Quando Harlan ameaça enviar o último manuscrito sobrevivente do romance da mãe para O jornal New York TimesMcNeal revida com força – que a arma de Chekhov sobre a mesa não dispara, mas McNeal fere seu filho já ferido com algumas informações há muito enterradas sobre a mãe, o filho e um segredo tão destrutivo quanto qualquer bala. McNeal consegue o que quer, não importa o custo para os outros. (Uma nota lateral: parabéns a Downey por assumir um papel novo e nem sempre agradável quando tantos de seus colegas estrelas de cinema optam pela segurança de avivamentos amados ou pela arrogância de Shakespeare).
Andreia Martins
Matthew Murphy e Evan Zimmerman
Os encontros de McNeal com outras pessoas em sua vida – todas, exceto o filho, mulheres – incluem Francine (Melora Hardin, O escritório‘s Jan) com quem cometeu adultério com fins trágicos; sua agente (Andrea Martin, uma delícia como sempre, ao mesmo tempo engraçada e muito séria); uma jovem, negra, mulher New York Times a repórter (Brittany Bellizeare) que representa uma mudança na ordem cultural que tanto ameaça como de alguma forma conforta o homem branco envelhecido; e Dipti, a assistente do agente de 20 e poucos anos (Saisha Talwar), cuja bajulação sedutora pelo romancista famoso sugere um padrão que certamente exigirá outro Dipti, uma vez que este fique esperto.
Melora Hardin e Robert Downey Jr.
Matthew Murphy e Evan Zimmerman
Quando todas as mulheres na vida de McNeal convergem para o palco para assistir enquanto a traída Francine finalmente tem uma palavra a dizer ao autor sobre o uso de detalhes terrivelmente pessoais como artifícios para o enredo de mais de um de seus livros, McNeal parece que não foi IA com Rei Lear e Senhora Bovary e Ibsen e o Livro de Lucas que Jacob McNeal tanto favorece: Nesta cena de punição, sentimos que Akhtar assistiu à obra-prima de Fellini 8 1/2 mais do que algumas vezes.
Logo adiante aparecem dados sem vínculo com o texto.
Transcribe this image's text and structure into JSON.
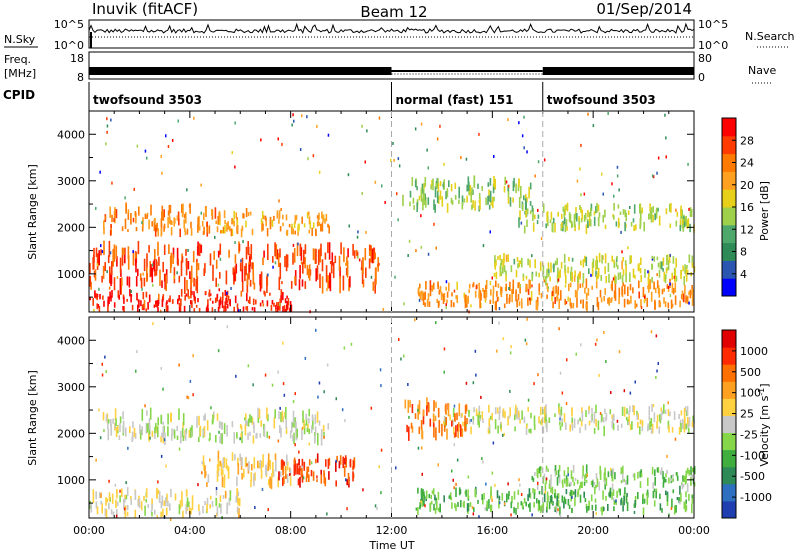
{
  "header": {
    "station": "Inuvik (fitACF)",
    "beam": "Beam 12",
    "date": "01/Sep/2014"
  },
  "nsky_panel": {
    "left_label": "N.Sky",
    "right_label": "N.Search",
    "ticks_left": [
      "10^5",
      "10^0"
    ],
    "ticks_right": [
      "10^5",
      "10^0"
    ]
  },
  "freq_panel": {
    "left_label_1": "Freq.",
    "left_label_2": "[MHz]",
    "right_label": "Nave",
    "ticks_left": [
      "18",
      "8"
    ],
    "ticks_right": [
      "80",
      "0"
    ]
  },
  "cpid": {
    "label": "CPID",
    "segments": [
      {
        "label": "twofsound 3503",
        "start_hour": 0,
        "end_hour": 12
      },
      {
        "label": "normal (fast) 151",
        "start_hour": 12,
        "end_hour": 18
      },
      {
        "label": "twofsound 3503",
        "start_hour": 18,
        "end_hour": 24
      }
    ]
  },
  "x_axis": {
    "label": "Time UT",
    "ticks": [
      "00:00",
      "04:00",
      "08:00",
      "12:00",
      "16:00",
      "20:00",
      "00:00"
    ]
  },
  "power_colorbar": {
    "label": "Power [dB]",
    "tick_labels": [
      "28",
      "24",
      "20",
      "16",
      "12",
      "8",
      "4"
    ],
    "colors": [
      "#0000ff",
      "#2a55b0",
      "#2e8b57",
      "#4ea86c",
      "#9fd04b",
      "#e6d019",
      "#ffa020",
      "#ff7a00",
      "#ff3b00",
      "#ff0000"
    ]
  },
  "velocity_colorbar": {
    "label": "Velocity [m s",
    "label_sup": "-1",
    "label_end": "]",
    "tick_labels": [
      "1000",
      "500",
      "100",
      "25",
      "-25",
      "-100",
      "-500",
      "-1000"
    ],
    "colors": [
      "#1f3fb0",
      "#2f6fc0",
      "#2e8b57",
      "#3fae3f",
      "#86d649",
      "#c8c8c8",
      "#ffd040",
      "#ffa020",
      "#ff7000",
      "#ff2a00",
      "#e00000"
    ]
  },
  "chart_data": [
    {
      "type": "heatmap",
      "title": "Beam 12",
      "xlabel": "Time UT",
      "ylabel": "Slant Range [km]",
      "xlim": [
        0,
        24
      ],
      "ylim": [
        180,
        4500
      ],
      "x_ticks": [
        "00:00",
        "04:00",
        "08:00",
        "12:00",
        "16:00",
        "20:00",
        "00:00"
      ],
      "y_ticks": [
        1000,
        2000,
        3000,
        4000
      ],
      "colorbar_label": "Power [dB]",
      "colorbar_ticks": [
        28,
        24,
        20,
        16,
        12,
        8,
        4
      ],
      "value_range": [
        0,
        30
      ],
      "scatter_bands": [
        {
          "t_start": 0.5,
          "t_end": 5.0,
          "r_center": 2150,
          "r_width": 280,
          "value": 22
        },
        {
          "t_start": 5.0,
          "t_end": 9.5,
          "r_center": 2100,
          "r_width": 220,
          "value": 20
        },
        {
          "t_start": 0.0,
          "t_end": 11.5,
          "r_center": 1150,
          "r_width": 420,
          "value": 25
        },
        {
          "t_start": 0.0,
          "t_end": 8.0,
          "r_center": 400,
          "r_width": 200,
          "value": 27
        },
        {
          "t_start": 12.3,
          "t_end": 17.5,
          "r_center": 2700,
          "r_width": 300,
          "value": 13
        },
        {
          "t_start": 13.0,
          "t_end": 24.0,
          "r_center": 550,
          "r_width": 250,
          "value": 21
        },
        {
          "t_start": 16.0,
          "t_end": 24.0,
          "r_center": 1100,
          "r_width": 250,
          "value": 15
        },
        {
          "t_start": 17.0,
          "t_end": 24.0,
          "r_center": 2200,
          "r_width": 250,
          "value": 14
        }
      ]
    },
    {
      "type": "heatmap",
      "title": "",
      "xlabel": "Time UT",
      "ylabel": "Slant Range [km]",
      "xlim": [
        0,
        24
      ],
      "ylim": [
        180,
        4500
      ],
      "x_ticks": [
        "00:00",
        "04:00",
        "08:00",
        "12:00",
        "16:00",
        "20:00",
        "00:00"
      ],
      "y_ticks": [
        1000,
        2000,
        3000,
        4000
      ],
      "colorbar_label": "Velocity [m s-1]",
      "colorbar_ticks": [
        1000,
        500,
        100,
        25,
        -25,
        -100,
        -500,
        -1000
      ],
      "value_range": [
        -1000,
        1000
      ],
      "scatter_bands": [
        {
          "t_start": 0.5,
          "t_end": 9.5,
          "r_center": 2150,
          "r_width": 300,
          "value": 0
        },
        {
          "t_start": 4.5,
          "t_end": 8.0,
          "r_center": 1200,
          "r_width": 320,
          "value": 150
        },
        {
          "t_start": 7.5,
          "t_end": 10.5,
          "r_center": 1200,
          "r_width": 280,
          "value": 700
        },
        {
          "t_start": 0.0,
          "t_end": 6.0,
          "r_center": 500,
          "r_width": 250,
          "value": 60
        },
        {
          "t_start": 13.0,
          "t_end": 24.0,
          "r_center": 550,
          "r_width": 230,
          "value": -300
        },
        {
          "t_start": 17.5,
          "t_end": 24.0,
          "r_center": 1050,
          "r_width": 220,
          "value": -200
        },
        {
          "t_start": 14.0,
          "t_end": 24.0,
          "r_center": 2300,
          "r_width": 250,
          "value": 0
        },
        {
          "t_start": 12.3,
          "t_end": 15.0,
          "r_center": 2300,
          "r_width": 350,
          "value": 500
        }
      ]
    }
  ]
}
Se o dramaturgo pegou emprestado de Fellini, alguém poderia culpá-lo? A história de um gênio monstruoso cujo narcisismo só é rivalizado por seu talento artístico não exige uma referência a um dos clássicos do gênero? Afinal, Akhtar não está roubando nada. Ele deixa isso para sua criação, Jacob McNeal, que já caminhou e pisoteou essa linha antes, e agora vem armado com algo que é ao mesmo tempo uma ferramenta para experimentação incomparável e uma arma literária de destruição em massa.
Título: McNeal
Local: Teatro Vivian Beaumont da Broadway no Lincoln Center
Escrito por: Ayad Ahtar
Dirigido por: Bartlett Sher
Elenco: Robert Downey Jr., Brittany Bellizeare, Rafi Gavron, Melora Hardin, Andrea Martin, Ruthie Ann Miles, Saisha Talwar.